1. The result was conducted in terms that everyone understood, as has happened in the past, with a defined electorate - all of which have the right to a say
2. The AV election for the Labour leadership is a weighted system, so not every person's vote counts the same. A Labour MP has a bigger say than a member, who means more to the result than a union member. This is incomparable with the system proposed for the UK General Elections.
3. The result was, on a person by person, one person one vote basis Ed's win with a clear margin anyway. So Ed won not only under the system as designed (as wrong as that weighted system may or may not be), but he'd have won under a normal AV election too.

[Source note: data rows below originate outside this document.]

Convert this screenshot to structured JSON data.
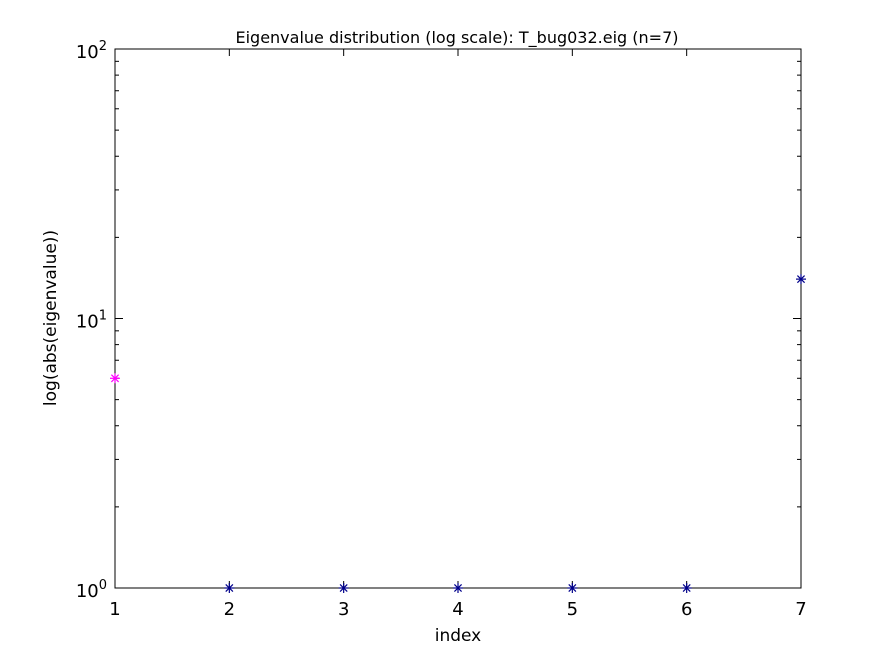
{
  "chart_data": {
    "type": "scatter",
    "title": "Eigenvalue distribution (log scale): T_bug032.eig (n=7)",
    "xlabel": "index",
    "ylabel": "log(abs(eigenvalue))",
    "xlim": [
      1,
      7
    ],
    "ylim": [
      1,
      100
    ],
    "yscale": "log",
    "grid": false,
    "marker": "*",
    "x_ticks": [
      "1",
      "2",
      "3",
      "4",
      "5",
      "6",
      "7"
    ],
    "y_ticks": [
      {
        "base": "10",
        "exp": "0",
        "value": 1
      },
      {
        "base": "10",
        "exp": "1",
        "value": 10
      },
      {
        "base": "10",
        "exp": "2",
        "value": 100
      }
    ],
    "points": [
      {
        "x": 1,
        "y": 6,
        "color": "#ff00ff"
      },
      {
        "x": 2,
        "y": 1,
        "color": "#00008b"
      },
      {
        "x": 3,
        "y": 1,
        "color": "#00008b"
      },
      {
        "x": 4,
        "y": 1,
        "color": "#00008b"
      },
      {
        "x": 5,
        "y": 1,
        "color": "#00008b"
      },
      {
        "x": 6,
        "y": 1,
        "color": "#00008b"
      },
      {
        "x": 7,
        "y": 14,
        "color": "#00008b"
      }
    ]
  }
}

Round 1: 114205 votes for David, 125,649 for Ed.
Round 2: 118175 (+4370) votes for David, 137599 (+11950) for Ed.
Round 3: 127389 (+9214) votes for David, 149675 (+12076) for Ed.
Round 4: 147220 (+19831) votes for David, 175519 (+25844) for Ed.

Is that simple enough to understand? In FPTP terms, without weighting, Ed won. In AV terms, without weighting, Ed won. In AV terms with weighting, Ed won. The only situation that Ed didn't win was the fictional, and completely redundant argument of if FPTP had been used with the weightings. Ed even gained more support every round compared to David!

Should only MPs and Members be able to vote on who leads the Labour party, that's what this result *really* asks. The voting system is not even in question, the only "problem" here is that those who are directly involved with, and directly pay money to, the Labour party clearly wanted David more...but the union's bought in vote changed that. If the result was unpalatable it wasn't because of the system, it's because unions have had the right to let their member's voices be heard in the leadership election too.

1 comment:

  1. Very well worked out, I wish I'd looked at it that way. Thanks.